Бьярни пригнал несколько солдат, чтобы вычистили пыль, растопили печку и натаскали воды.
Несколько минут Норг постоял на втором этаже, слушая бурные протесты Хилле, который яростно сопротивлялся попыткам Тоддина отправить его за дровами. Невнятно ругаясь и душераздирающе кашляя через слово, он уверял, что не создан для лесоповала. Послушав некоторое время, Норг внезапно озверел и молча треснул подростка по голове кулаком. Хилле замолчал и покорно затопал вниз.
Хильзен, как всегда, непринужденно отлынивал. Он поднялся на третий этаж, где никого, кроме Синяки, не было. Тот смотрел в узкое окно на залив, где хорошо были видны яркие полосатые паруса, освещенные предзакатным солнцем. Хильзен задумчиво изучал фигуру юноши. Что-то странное было в облике этого молодого горожанина.
Синяка почувствовал на себе взгляд и обернулся. И тогда Хильзен понял. Волосы, вот оно что, сказал себе юный Завоеватель. Волосы у Синяки были светлее, чем кожа. При таком смуглом лице он должен был иметь иссиня-черные кудри или, на худой конец, угольные, но уж никак не русые.
Хильзен нашел лавку поудобнее и тяжело опустился на нее. Машинально прижал к груди левой ладонью больную правую руку и поморщился.
– У форта? – спросил Синяка, кивая на повязку в коричневых пятнах крови.

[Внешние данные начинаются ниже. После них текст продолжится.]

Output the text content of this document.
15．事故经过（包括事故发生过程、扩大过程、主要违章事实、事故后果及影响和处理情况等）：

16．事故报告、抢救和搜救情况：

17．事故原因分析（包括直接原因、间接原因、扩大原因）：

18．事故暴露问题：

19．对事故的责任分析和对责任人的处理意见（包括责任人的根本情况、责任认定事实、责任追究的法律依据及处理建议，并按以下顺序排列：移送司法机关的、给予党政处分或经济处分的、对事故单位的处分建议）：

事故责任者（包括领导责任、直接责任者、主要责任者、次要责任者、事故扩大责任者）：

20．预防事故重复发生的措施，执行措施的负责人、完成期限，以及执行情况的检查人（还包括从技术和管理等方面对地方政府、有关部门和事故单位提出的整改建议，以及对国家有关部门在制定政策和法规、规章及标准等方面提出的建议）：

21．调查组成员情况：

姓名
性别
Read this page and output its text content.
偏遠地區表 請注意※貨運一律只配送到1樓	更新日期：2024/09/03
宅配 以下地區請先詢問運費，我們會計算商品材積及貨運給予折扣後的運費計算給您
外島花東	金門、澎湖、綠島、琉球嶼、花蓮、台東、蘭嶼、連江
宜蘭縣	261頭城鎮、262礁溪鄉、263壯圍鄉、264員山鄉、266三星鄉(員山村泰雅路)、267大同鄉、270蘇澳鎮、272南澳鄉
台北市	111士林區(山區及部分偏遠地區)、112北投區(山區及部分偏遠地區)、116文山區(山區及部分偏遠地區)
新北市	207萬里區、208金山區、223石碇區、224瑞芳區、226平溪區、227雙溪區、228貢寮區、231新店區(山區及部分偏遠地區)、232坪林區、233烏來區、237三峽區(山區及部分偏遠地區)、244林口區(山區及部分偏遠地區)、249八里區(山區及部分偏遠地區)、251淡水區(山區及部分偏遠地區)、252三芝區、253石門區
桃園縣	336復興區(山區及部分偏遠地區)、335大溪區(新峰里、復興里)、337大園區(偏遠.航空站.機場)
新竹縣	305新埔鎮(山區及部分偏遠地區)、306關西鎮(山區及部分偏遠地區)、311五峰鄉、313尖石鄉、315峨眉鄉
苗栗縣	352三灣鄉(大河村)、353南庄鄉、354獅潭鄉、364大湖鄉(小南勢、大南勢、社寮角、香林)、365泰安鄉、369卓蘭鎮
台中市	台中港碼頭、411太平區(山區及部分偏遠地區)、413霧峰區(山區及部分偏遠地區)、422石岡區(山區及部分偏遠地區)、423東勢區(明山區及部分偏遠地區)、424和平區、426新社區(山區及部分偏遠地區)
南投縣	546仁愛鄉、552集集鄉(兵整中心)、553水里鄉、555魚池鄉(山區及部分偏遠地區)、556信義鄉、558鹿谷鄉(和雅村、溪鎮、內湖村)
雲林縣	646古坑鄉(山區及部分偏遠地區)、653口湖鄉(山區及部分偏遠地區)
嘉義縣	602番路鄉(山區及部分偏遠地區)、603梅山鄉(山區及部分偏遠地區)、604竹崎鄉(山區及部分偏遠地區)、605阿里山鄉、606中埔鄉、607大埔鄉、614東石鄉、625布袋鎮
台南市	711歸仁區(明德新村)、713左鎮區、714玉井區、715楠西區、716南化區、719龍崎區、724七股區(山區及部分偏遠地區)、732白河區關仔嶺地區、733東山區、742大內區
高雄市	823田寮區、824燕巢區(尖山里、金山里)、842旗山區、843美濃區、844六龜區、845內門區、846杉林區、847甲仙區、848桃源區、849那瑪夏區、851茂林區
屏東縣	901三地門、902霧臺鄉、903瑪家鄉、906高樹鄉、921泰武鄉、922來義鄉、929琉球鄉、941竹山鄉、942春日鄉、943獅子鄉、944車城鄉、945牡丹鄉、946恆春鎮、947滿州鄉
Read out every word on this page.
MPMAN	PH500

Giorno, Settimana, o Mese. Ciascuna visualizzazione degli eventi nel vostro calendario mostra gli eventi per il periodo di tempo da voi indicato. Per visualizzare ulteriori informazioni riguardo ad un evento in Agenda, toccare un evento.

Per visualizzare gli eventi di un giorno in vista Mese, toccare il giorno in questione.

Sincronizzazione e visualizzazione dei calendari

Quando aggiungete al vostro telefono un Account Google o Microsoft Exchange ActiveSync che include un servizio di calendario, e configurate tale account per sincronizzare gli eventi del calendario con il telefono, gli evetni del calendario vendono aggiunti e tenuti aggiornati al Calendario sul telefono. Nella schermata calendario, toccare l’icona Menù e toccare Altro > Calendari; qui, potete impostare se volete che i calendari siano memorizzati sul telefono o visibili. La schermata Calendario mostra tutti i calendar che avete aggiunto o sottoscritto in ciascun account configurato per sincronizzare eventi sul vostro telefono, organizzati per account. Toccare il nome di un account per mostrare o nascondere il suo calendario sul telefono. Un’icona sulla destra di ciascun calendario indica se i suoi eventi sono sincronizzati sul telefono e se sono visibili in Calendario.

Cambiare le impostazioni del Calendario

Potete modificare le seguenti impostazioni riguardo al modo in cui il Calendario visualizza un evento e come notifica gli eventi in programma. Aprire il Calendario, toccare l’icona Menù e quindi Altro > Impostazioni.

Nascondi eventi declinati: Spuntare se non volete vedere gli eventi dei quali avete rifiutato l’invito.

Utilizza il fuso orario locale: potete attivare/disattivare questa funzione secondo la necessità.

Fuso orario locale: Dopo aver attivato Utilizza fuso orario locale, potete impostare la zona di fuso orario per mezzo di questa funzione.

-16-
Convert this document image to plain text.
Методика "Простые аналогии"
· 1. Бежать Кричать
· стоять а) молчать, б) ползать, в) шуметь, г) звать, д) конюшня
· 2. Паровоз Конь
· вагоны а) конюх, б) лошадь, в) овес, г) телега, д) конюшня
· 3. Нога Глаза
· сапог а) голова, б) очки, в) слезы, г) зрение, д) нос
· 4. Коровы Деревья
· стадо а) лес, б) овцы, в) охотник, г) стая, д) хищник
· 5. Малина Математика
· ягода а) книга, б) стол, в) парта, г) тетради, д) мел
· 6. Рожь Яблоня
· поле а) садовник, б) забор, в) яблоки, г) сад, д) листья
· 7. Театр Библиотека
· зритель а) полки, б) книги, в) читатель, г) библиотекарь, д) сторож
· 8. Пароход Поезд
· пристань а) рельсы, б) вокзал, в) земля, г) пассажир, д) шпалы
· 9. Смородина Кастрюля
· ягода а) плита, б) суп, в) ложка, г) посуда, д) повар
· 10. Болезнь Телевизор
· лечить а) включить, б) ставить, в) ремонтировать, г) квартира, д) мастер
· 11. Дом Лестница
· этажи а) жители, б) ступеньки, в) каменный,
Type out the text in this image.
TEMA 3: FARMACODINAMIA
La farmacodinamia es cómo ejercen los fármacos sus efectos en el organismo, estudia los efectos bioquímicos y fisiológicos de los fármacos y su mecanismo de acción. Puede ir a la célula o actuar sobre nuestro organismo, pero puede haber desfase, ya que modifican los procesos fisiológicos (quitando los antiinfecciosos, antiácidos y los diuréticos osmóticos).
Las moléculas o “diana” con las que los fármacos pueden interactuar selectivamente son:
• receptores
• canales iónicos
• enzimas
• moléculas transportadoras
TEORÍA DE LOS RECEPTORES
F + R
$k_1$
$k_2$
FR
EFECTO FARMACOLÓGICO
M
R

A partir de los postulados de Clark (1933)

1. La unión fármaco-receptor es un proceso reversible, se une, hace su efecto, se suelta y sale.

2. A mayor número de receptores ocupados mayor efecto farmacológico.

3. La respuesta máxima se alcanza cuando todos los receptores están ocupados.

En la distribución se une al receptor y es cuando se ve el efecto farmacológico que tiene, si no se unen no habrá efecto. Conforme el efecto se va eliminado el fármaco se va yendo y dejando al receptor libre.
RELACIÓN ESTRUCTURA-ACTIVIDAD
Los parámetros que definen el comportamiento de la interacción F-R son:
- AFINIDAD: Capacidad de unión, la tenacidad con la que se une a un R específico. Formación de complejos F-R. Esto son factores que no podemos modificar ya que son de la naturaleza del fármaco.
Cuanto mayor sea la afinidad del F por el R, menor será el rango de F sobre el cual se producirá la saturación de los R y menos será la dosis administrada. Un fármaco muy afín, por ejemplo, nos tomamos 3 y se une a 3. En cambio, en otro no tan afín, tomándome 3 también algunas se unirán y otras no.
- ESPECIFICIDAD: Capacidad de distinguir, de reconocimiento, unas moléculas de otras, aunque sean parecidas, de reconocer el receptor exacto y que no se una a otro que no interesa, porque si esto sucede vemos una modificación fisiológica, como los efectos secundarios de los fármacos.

– Угу, – процедил Хильзен, не разжимая губ.
Ресницы Синяки дрогнули, и он еле заметно пожал плечами. Хильзен потер пальцами больную руку пониже раны.
– А сам почему хромаешь? – спросил он вдруг Синяку.
Мгновение Синяка смотрел на Завоевателя молча. Хильзен кривил рот, баюкал правую руку и, казалось, целиком ушел в свои думы.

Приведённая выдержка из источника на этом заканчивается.